Bruno está no Perspectiva e no Olhavê.
Foto: Bruno Vilela
A Princesa e a ervilha
10 colchões de casal, 16 edredons, maquiagem verde, esmalte verde, tinta de cabelo verde, um lustre alugado num antiquário, uma autorização que demora 15 dias para entrar numa mata num terreno da prefeitura, câmera, tripé, uma maquiadora e uma linda modelo.
Produção de cinema para um click.
É foto de agricultor como diria Jeff Wall.
Uma semana de produção para um click, o momento mágico.
“A princesa e a ervilha” é um conto dinamarquês de 1835. Relata a história de um príncipe que desejava casar com uma princesa. Em certa noite de muita tempestade, bateu à porta do castelo uma moça, dizendo-se uma verdadeira princesa. Para testar se a moça falava a verdade, a rainha a convidou para dormir no castelo. Antes, porém, colocou uma ervilha na cama em que a moça iria dormir e, por cima, vários colchões e cobertas. No dia seguinte, ao perguntar à moça como ela tinha passado a noite, recebeu como resposta que a noite tinha sido péssima, porque alguma coisa a havia machucado. Com esta resposta, a jovem comprovou ser um verdadeira princesa, pois somente uma verdadeira princesa poderia ter a pele tão sensível, e casou com o príncipe.
Na minha desconstrução do conto, a ervilha germina na base dos colchões, fura todos eles e penetra no corpo da branca princesa, que de tão branca é possuída e fica verde. Depois da cópula com a “entidade ervilha”, ela dorme tranquila nos colchões. Dorme tanto que o castelo se desfaz e só sobra a mata, o candelabro ao topo e os inúmeros edredons.
Todo esse conceito vêem a baixo quando minha motivação principal é visual, a foto nada mais é que uma pintura, visto que sou pintor de formação, um encadeamento colorido de tecidos com uma figura humana que se funde aos edredons pela cor e um enquadramento que eleva o espírito.
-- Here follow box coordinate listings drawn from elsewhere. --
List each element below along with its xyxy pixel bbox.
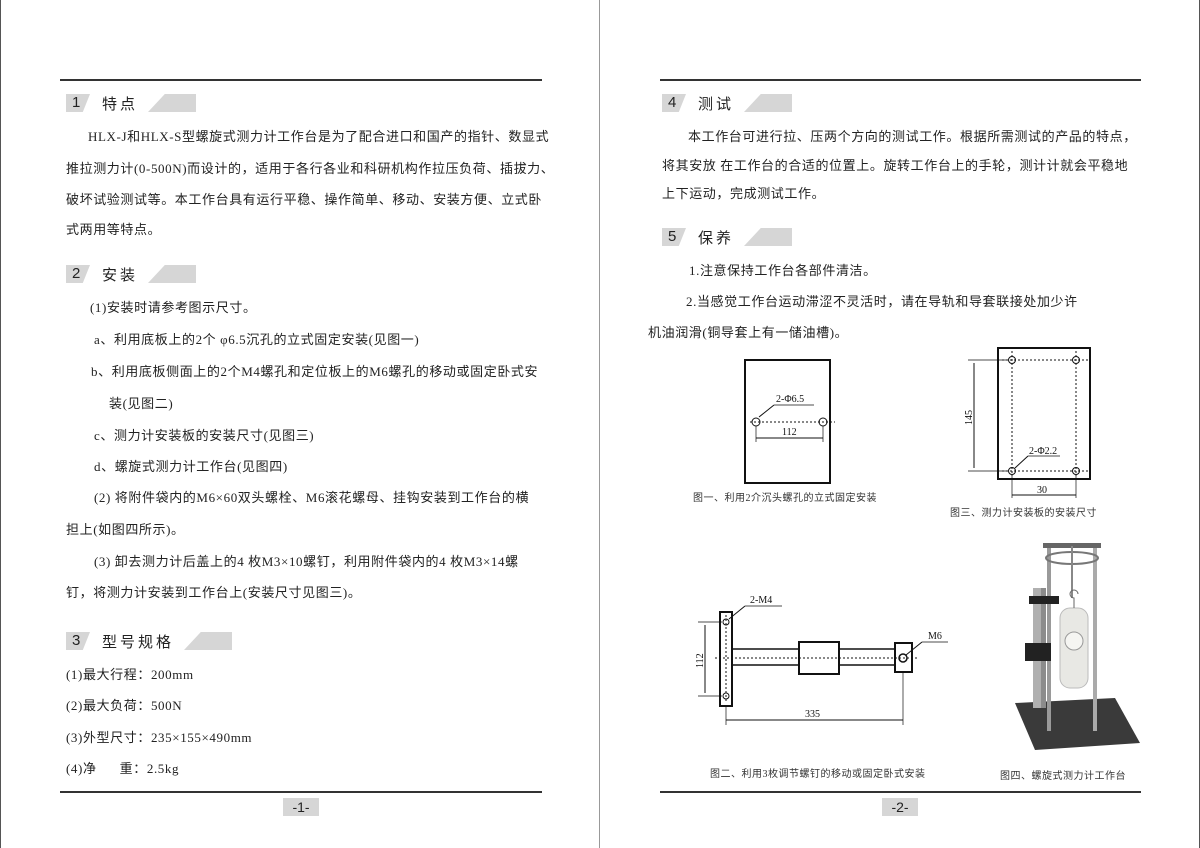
section-title: 保养 [698,229,735,247]
spec-line: (4)净 重：2.5kg [66,761,180,776]
header-decoration [184,632,233,650]
figure-3-caption: 图三、测力计安装板的安装尺寸 [950,508,1097,519]
install-line: c、测力计安装板的安装尺寸(见图三) [94,428,315,443]
section-number: 5 [662,228,686,246]
dimension-label-horizontal: 30 [1037,485,1047,496]
section-title: 测试 [698,95,735,113]
install-line: 担上(如图四所示)。 [66,522,185,537]
spec-line: (2)最大负荷：500N [66,698,183,713]
install-line: b、利用底板侧面上的2个M4螺孔和定位板上的M6螺孔的移动或固定卧式安 [91,364,539,379]
install-line: (3) 卸去测力计后盖上的4 枚M3×10螺钉，利用附件袋内的4 枚M3×14螺 [94,554,519,569]
header-decoration [148,265,197,283]
page-number: -1- [283,798,319,816]
section-header-installation: 2 安装 [66,265,197,284]
dimension-label: 112 [782,427,797,438]
hole-label: 2-M4 [750,595,772,606]
m6-label: M6 [928,631,942,642]
section-header-maintenance: 5 保养 [662,228,793,247]
figure-4-photo [1015,543,1140,750]
maintenance-line: 1.注意保持工作台各部件清洁。 [689,263,877,278]
install-line: 装(见图二) [109,396,174,411]
testing-line: 上下运动，完成测试工作。 [662,186,826,201]
install-line: d、螺旋式测力计工作台(见图四) [94,459,288,474]
section-title: 型号规格 [102,633,175,651]
testing-line: 将其安放 在工作台的合适的位置上。旋转工作台上的手轮，测计计就会平稳地 [662,158,1129,173]
hole-label: 2-Φ6.5 [776,394,804,405]
features-line: 破坏试验测试等。本工作台具有运行平稳、操作简单、移动、安装方便、立式卧 [66,192,543,207]
header-decoration [148,94,197,112]
section-header-testing: 4 测试 [662,94,793,113]
section-header-specs: 3 型号规格 [66,632,233,651]
header-decoration [744,94,793,112]
section-number: 1 [66,94,90,112]
install-line: (1)安装时请参考图示尺寸。 [90,300,257,315]
figure-1-caption: 图一、利用2介沉头螺孔的立式固定安装 [693,493,877,504]
install-line: 钉，将测力计安装到工作台上(安装尺寸见图三)。 [66,585,362,600]
top-rule-left [60,79,542,81]
figure-2-diagram: 112 2-M4 M6 335 [695,595,948,725]
section-title: 安装 [102,266,139,284]
section-number: 3 [66,632,90,650]
maintenance-line: 2.当感觉工作台运动滞涩不灵活时，请在导轨和导套联接处加少许 [686,294,1078,309]
top-rule-right [660,79,1141,81]
features-line: HLX-J和HLX-S型螺旋式测力计工作台是为了配合进口和国产的指针、数显式 [88,129,550,144]
spec-line: (3)外型尺寸：235×155×490mm [66,730,253,745]
figure-3-diagram: 145 2-Φ2.2 30 [964,347,1091,498]
dimension-label-vertical: 145 [964,410,975,425]
bottom-rule-left [60,791,542,793]
maintenance-line: 机油润滑(铜导套上有一储油槽)。 [648,325,849,340]
spec-line: (1)最大行程：200mm [66,667,194,682]
bottom-rule-right [660,791,1141,793]
header-decoration [744,228,793,246]
dimension-label-vertical: 112 [695,653,706,668]
testing-line: 本工作台可进行拉、压两个方向的测试工作。根据所需测试的产品的特点， [688,129,1137,144]
dimension-label-horizontal: 335 [805,709,820,720]
section-number: 4 [662,94,686,112]
page-number: -2- [882,798,918,816]
section-header-features: 1 特点 [66,94,197,113]
features-line: 推拉测力计(0-500N)而设计的，适用于各行各业和科研机构作拉压负荷、插拔力、 [66,161,555,176]
figure-2-caption: 图二、利用3枚调节螺钉的移动或固定卧式安装 [710,769,926,780]
section-title: 特点 [102,95,139,113]
install-line: a、利用底板上的2个 φ6.5沉孔的立式固定安装(见图一) [94,332,420,347]
hole-label: 2-Φ2.2 [1029,446,1057,457]
figure-1-diagram: 2-Φ6.5 112 [744,359,835,484]
page-gutter [599,0,600,848]
figure-4-caption: 图四、螺旋式测力计工作台 [1000,771,1126,782]
section-number: 2 [66,265,90,283]
features-line: 式两用等特点。 [66,222,162,237]
page-edge-left [0,0,1,848]
install-line: (2) 将附件袋内的M6×60双头螺栓、M6滚花螺母、挂钩安装到工作台的横 [94,490,530,505]
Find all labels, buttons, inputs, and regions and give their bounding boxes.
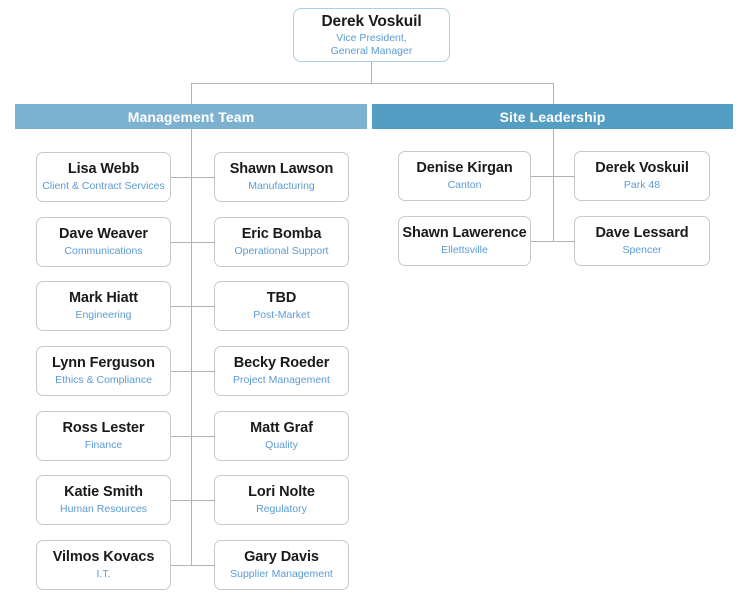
connector-site-spine [553,129,554,242]
node-name: Dave Weaver [59,226,148,243]
node-gary-davis[interactable]: Gary Davis Supplier Management [214,540,349,590]
node-role: Supplier Management [230,568,333,581]
connector-management-drop [191,83,192,104]
node-role: Finance [84,439,123,452]
node-role: Operational Support [234,245,329,258]
group-header-management-team[interactable]: Management Team [15,104,367,129]
connector-branch-right [191,306,215,307]
group-header-label: Site Leadership [499,108,606,125]
node-name: Eric Bomba [241,226,322,243]
node-lynn-ferguson[interactable]: Lynn Ferguson Ethics & Compliance [36,346,171,396]
node-role: Post-Market [253,309,310,322]
node-role: Canton [447,179,482,192]
node-name: Becky Roeder [233,355,330,372]
node-mark-hiatt[interactable]: Mark Hiatt Engineering [36,281,171,331]
connector-root-bus [191,83,554,84]
node-role: Ethics & Compliance [55,374,152,387]
connector-site-drop [553,83,554,104]
node-shawn-lawerence[interactable]: Shawn Lawerence Ellettsville [398,216,531,266]
group-header-site-leadership[interactable]: Site Leadership [372,104,733,129]
node-name: Ross Lester [62,420,145,437]
node-role: Manufacturing [248,180,315,193]
connector-branch-right [191,177,215,178]
node-role: Engineering [75,309,132,322]
node-derek-voskuil-park-48[interactable]: Derek Voskuil Park 48 [574,151,710,201]
node-dave-weaver[interactable]: Dave Weaver Communications [36,217,171,267]
node-name: TBD [266,290,297,307]
node-katie-smith[interactable]: Katie Smith Human Resources [36,475,171,525]
connector-branch-right [191,436,215,437]
connector-branch-left [171,565,192,566]
connector-branch-left [171,242,192,243]
connector-branch-right [191,371,215,372]
node-role: Human Resources [60,503,147,516]
node-role: Client & Contract Services [42,180,165,193]
group-header-label: Management Team [127,108,255,125]
connector-branch-left [171,371,192,372]
node-name: Lisa Webb [67,161,140,178]
node-name: Derek Voskuil [321,12,422,30]
node-role: Project Management [233,374,330,387]
node-role: Park 48 [623,179,661,192]
node-ross-lester[interactable]: Ross Lester Finance [36,411,171,461]
node-eric-bomba[interactable]: Eric Bomba Operational Support [214,217,349,267]
node-name: Shawn Lawson [229,161,334,178]
node-name: Denise Kirgan [416,160,513,177]
connector-branch-left [171,177,192,178]
connector-branch-right [553,241,575,242]
node-denise-kirgan[interactable]: Denise Kirgan Canton [398,151,531,201]
node-root-derek-voskuil[interactable]: Derek Voskuil Vice President, General Ma… [293,8,450,62]
node-role: Vice President, General Manager [331,32,413,58]
connector-branch-right [191,242,215,243]
node-role: Quality [265,439,298,452]
node-name: Matt Graf [250,420,313,437]
node-role: Regulatory [256,503,307,516]
node-role: Spencer [622,244,662,257]
node-lisa-webb[interactable]: Lisa Webb Client & Contract Services [36,152,171,202]
node-name: Lynn Ferguson [52,355,155,372]
node-name: Vilmos Kovacs [52,549,155,566]
node-name: Gary Davis [244,549,319,566]
connector-branch-left [531,176,554,177]
node-role: Ellettsville [441,244,488,257]
node-name: Dave Lessard [595,225,689,242]
node-tbd-post-market[interactable]: TBD Post-Market [214,281,349,331]
node-role: I.T. [96,568,111,581]
connector-branch-left [171,500,192,501]
connector-root-stem [371,62,372,84]
connector-branch-left [531,241,554,242]
node-vilmos-kovacs[interactable]: Vilmos Kovacs I.T. [36,540,171,590]
node-becky-roeder[interactable]: Becky Roeder Project Management [214,346,349,396]
node-dave-lessard[interactable]: Dave Lessard Spencer [574,216,710,266]
connector-branch-left [171,306,192,307]
connector-branch-right [191,565,215,566]
connector-branch-right [191,500,215,501]
node-name: Mark Hiatt [68,290,139,307]
node-name: Lori Nolte [248,484,315,501]
node-matt-graf[interactable]: Matt Graf Quality [214,411,349,461]
node-role-line-1: Vice President, [336,31,407,44]
node-shawn-lawson[interactable]: Shawn Lawson Manufacturing [214,152,349,202]
connector-branch-right [553,176,575,177]
connector-branch-left [171,436,192,437]
node-role: Communications [64,245,143,258]
node-lori-nolte[interactable]: Lori Nolte Regulatory [214,475,349,525]
node-name: Derek Voskuil [595,160,689,177]
connector-management-spine [191,129,192,566]
node-name: Shawn Lawerence [402,225,527,242]
node-name: Katie Smith [64,484,143,501]
node-role-line-2: General Manager [330,44,413,57]
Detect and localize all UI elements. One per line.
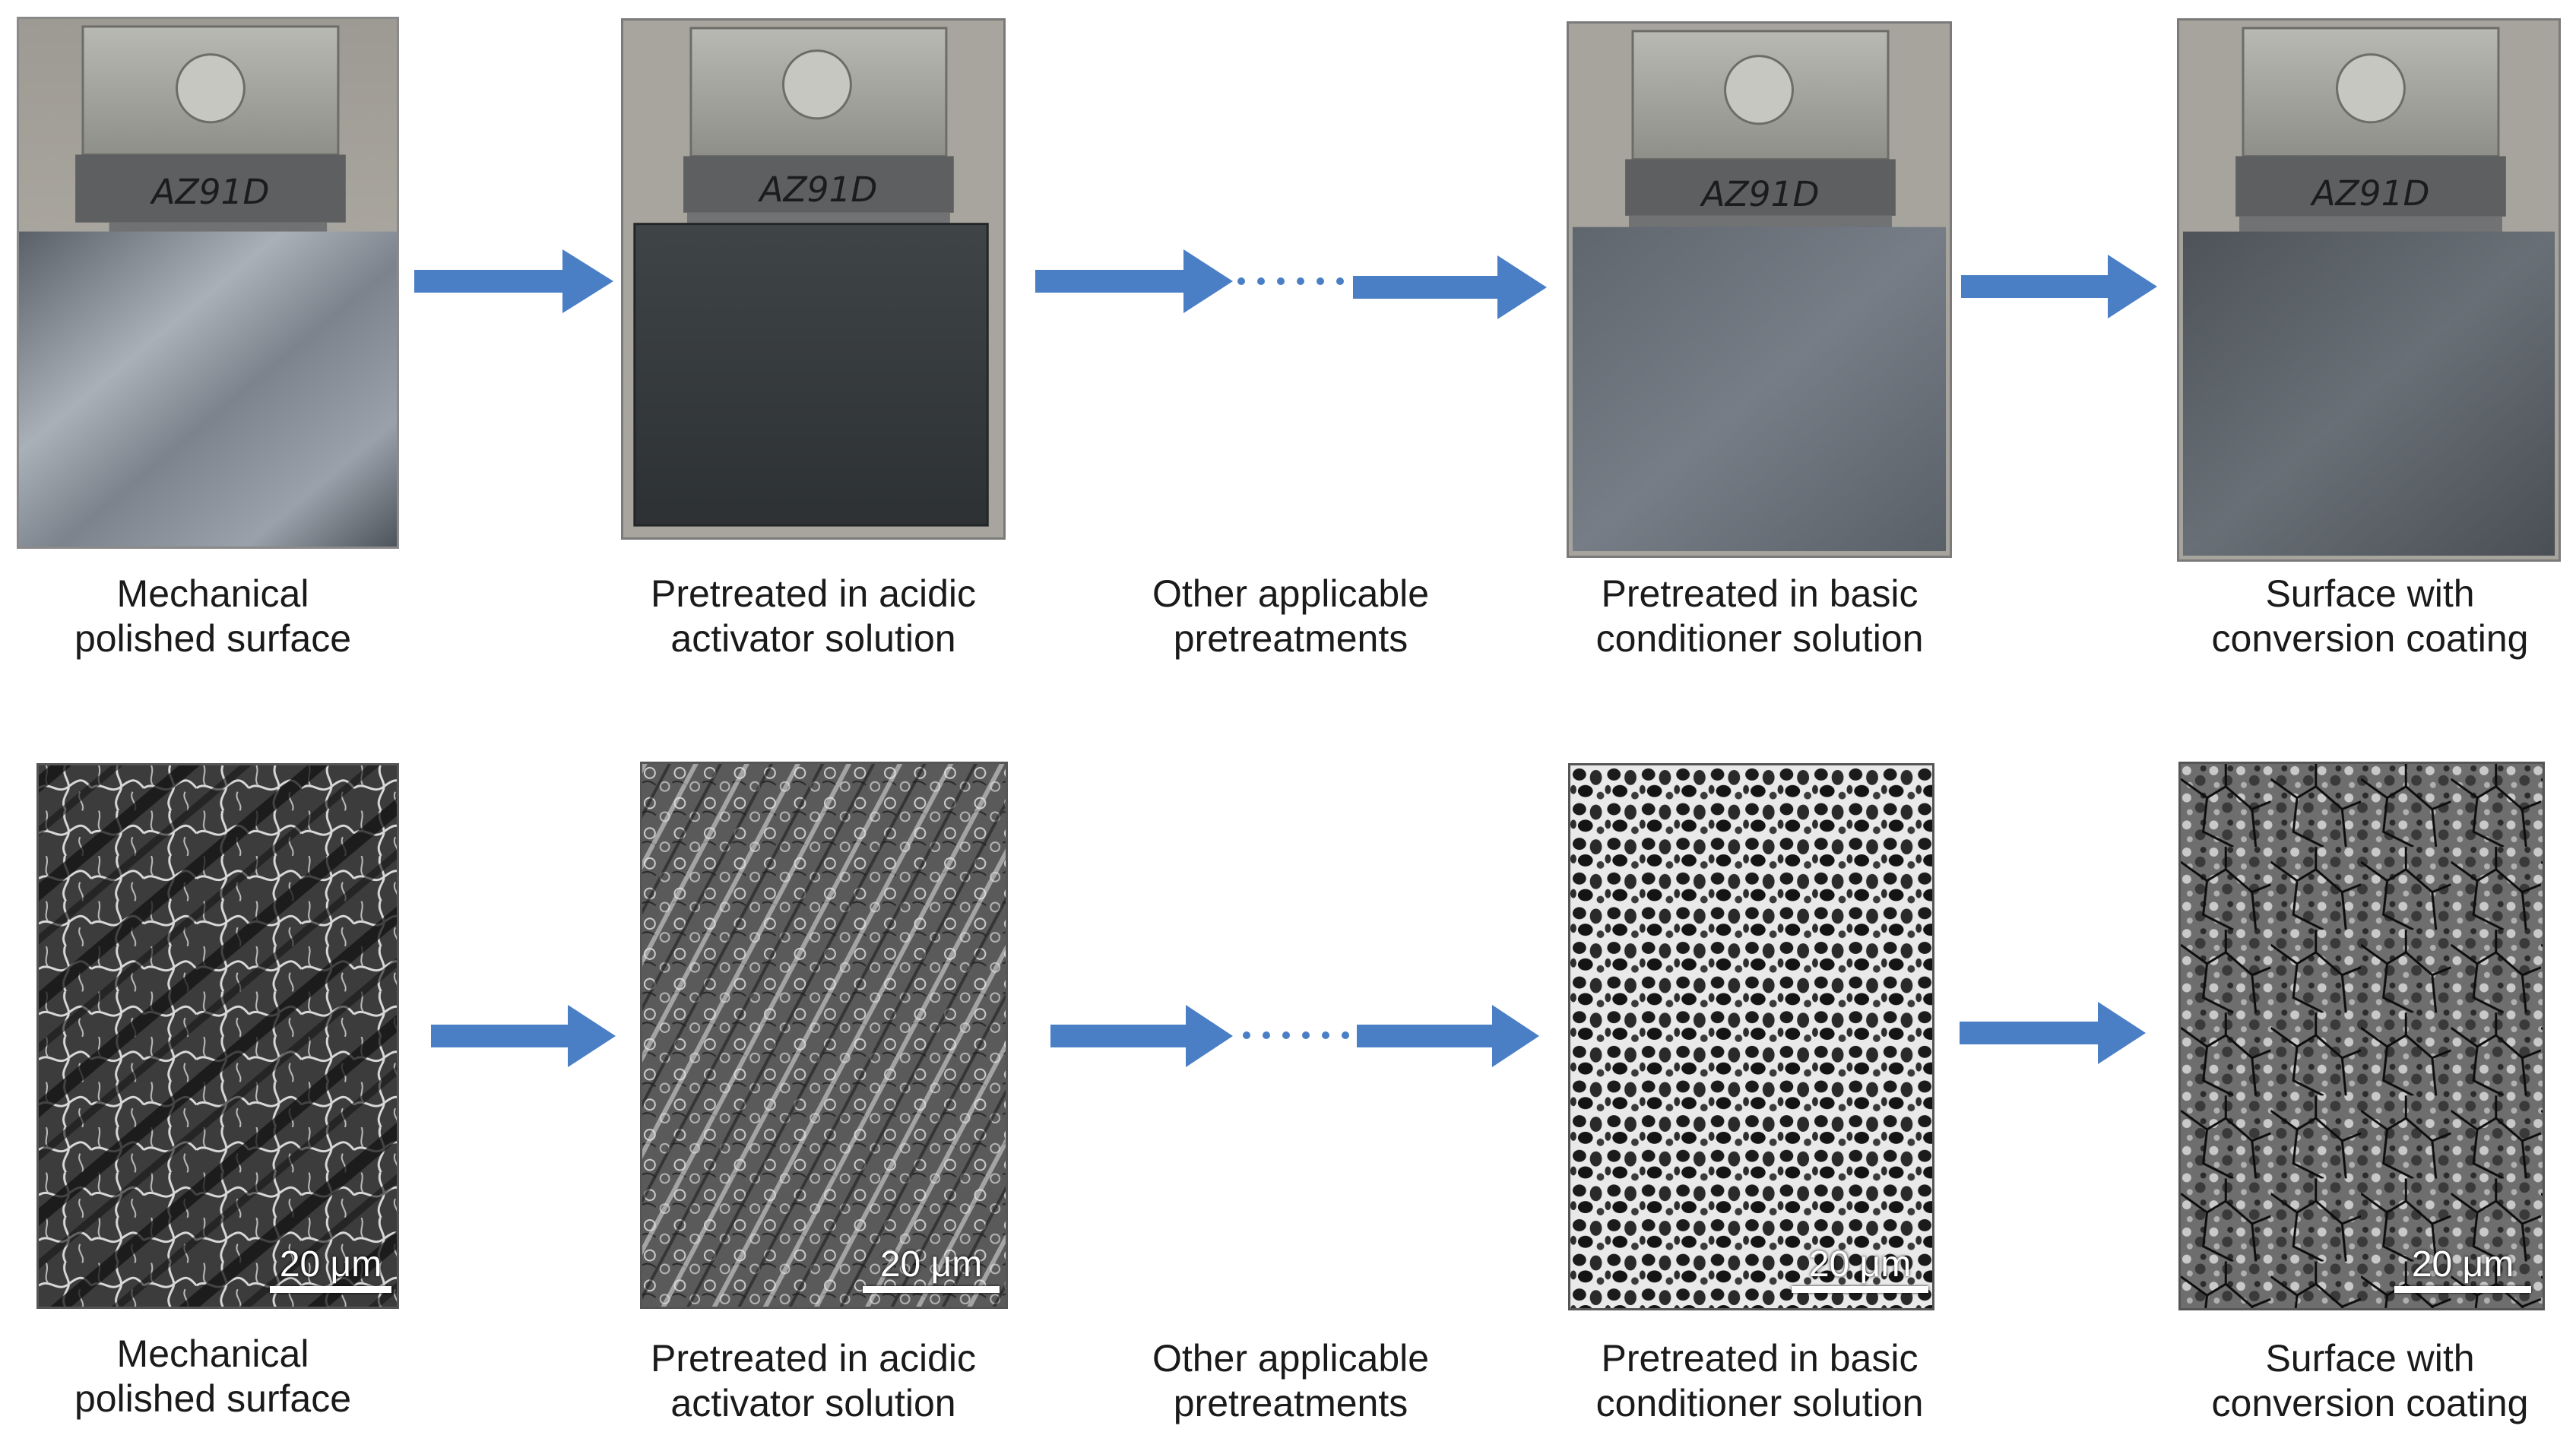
arrow-right-icon bbox=[1960, 1002, 2146, 1064]
scale-bar-line bbox=[270, 1286, 391, 1293]
sample-label: AZ91D bbox=[757, 170, 877, 210]
scale-bar-label: 20 μm bbox=[1808, 1244, 1912, 1285]
caption-line: activator solution bbox=[670, 617, 956, 660]
caption-bottom-1: Mechanical polished surface bbox=[0, 1332, 426, 1421]
caption-bottom-3: Other applicable pretreatments bbox=[1078, 1336, 1503, 1426]
caption-top-2: Pretreated in acidic activator solution bbox=[600, 572, 1026, 661]
caption-line: Other applicable bbox=[1152, 572, 1430, 615]
caption-line: Mechanical bbox=[116, 1332, 309, 1375]
scale-bar: 20 μm bbox=[2394, 1247, 2531, 1293]
sem-acidic-activator bbox=[640, 762, 1008, 1309]
arrow-right-icon bbox=[414, 249, 613, 313]
scale-bar-line bbox=[863, 1286, 1000, 1293]
scale-bar-label: 20 μm bbox=[279, 1244, 382, 1285]
caption-line: conversion coating bbox=[2211, 617, 2529, 660]
caption-line: conversion coating bbox=[2211, 1382, 2529, 1424]
arrow-right-icon bbox=[1353, 255, 1547, 319]
caption-line: Other applicable bbox=[1152, 1337, 1430, 1380]
photo-conversion-coating: AZ91D bbox=[2177, 18, 2561, 562]
sample-label: AZ91D bbox=[149, 172, 269, 212]
caption-line: activator solution bbox=[670, 1382, 956, 1424]
photo-acidic-activator: AZ91D bbox=[621, 18, 1006, 540]
sem-conversion-coating bbox=[2178, 762, 2545, 1310]
sem-basic-conditioner bbox=[1568, 763, 1934, 1310]
photo-basic-conditioner: AZ91D bbox=[1567, 21, 1952, 558]
caption-line: Pretreated in acidic bbox=[650, 572, 976, 615]
scale-bar: 20 μm bbox=[863, 1247, 1000, 1293]
scale-bar: 20 μm bbox=[1792, 1247, 1928, 1293]
dotted-connector-icon bbox=[1237, 277, 1344, 285]
scale-bar-label: 20 μm bbox=[2411, 1244, 2514, 1285]
caption-line: Surface with bbox=[2265, 572, 2475, 615]
scale-bar-line bbox=[1792, 1286, 1928, 1293]
caption-line: polished surface bbox=[74, 1377, 352, 1420]
scale-bar-label: 20 μm bbox=[879, 1244, 983, 1285]
arrow-right-icon bbox=[1961, 255, 2157, 318]
caption-line: pretreatments bbox=[1173, 617, 1408, 660]
arrow-right-icon bbox=[1035, 249, 1233, 313]
caption-line: Mechanical bbox=[116, 572, 309, 615]
caption-line: Surface with bbox=[2265, 1337, 2475, 1380]
caption-top-5: Surface with conversion coating bbox=[2157, 572, 2576, 661]
caption-line: pretreatments bbox=[1173, 1382, 1408, 1424]
caption-line: Pretreated in basic bbox=[1601, 572, 1919, 615]
caption-line: Pretreated in basic bbox=[1601, 1337, 1919, 1380]
photo-mechanical-polished: AZ91D bbox=[17, 17, 399, 549]
caption-bottom-5: Surface with conversion coating bbox=[2157, 1336, 2576, 1426]
arrow-right-icon bbox=[1050, 1005, 1233, 1067]
sample-label: AZ91D bbox=[2309, 173, 2429, 214]
caption-bottom-4: Pretreated in basic conditioner solution bbox=[1547, 1336, 1972, 1426]
sample-label: AZ91D bbox=[1699, 174, 1819, 214]
caption-line: conditioner solution bbox=[1595, 617, 1924, 660]
sem-mechanical-polished bbox=[36, 763, 399, 1309]
caption-line: polished surface bbox=[74, 617, 352, 660]
caption-bottom-2: Pretreated in acidic activator solution bbox=[600, 1336, 1026, 1426]
caption-top-4: Pretreated in basic conditioner solution bbox=[1547, 572, 1972, 661]
caption-top-3: Other applicable pretreatments bbox=[1078, 572, 1503, 661]
dotted-connector-icon bbox=[1243, 1031, 1349, 1039]
caption-line: conditioner solution bbox=[1595, 1382, 1924, 1424]
arrow-right-icon bbox=[1357, 1005, 1539, 1067]
scale-bar-line bbox=[2394, 1286, 2531, 1293]
scale-bar: 20 μm bbox=[270, 1247, 391, 1293]
arrow-right-icon bbox=[431, 1005, 616, 1067]
caption-top-1: Mechanical polished surface bbox=[0, 572, 426, 661]
caption-line: Pretreated in acidic bbox=[650, 1337, 976, 1380]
A foto é comprida, como uma catedral gótica ela nos leva para o alto. Uma referência ao filme “O Sacrifício” de Andrey Tarkovsky, na cena onde um casal levita com lençóis, aqui a princesa parece levitar e com ela leva as camadas de cor junto.
Arte é xamanísmo, um portal para outra dimensão, como diria o mestre Beuys e Da Vinci. É cor, forma, composição, espiritualidade, matéria e o tesão pelo visual como fez o mestre Rauchemberg. Sim, é uma fotografia, mas tem muitas outras camadas, como as dos colchões, por traz disso tudo.
Bruno Vilela.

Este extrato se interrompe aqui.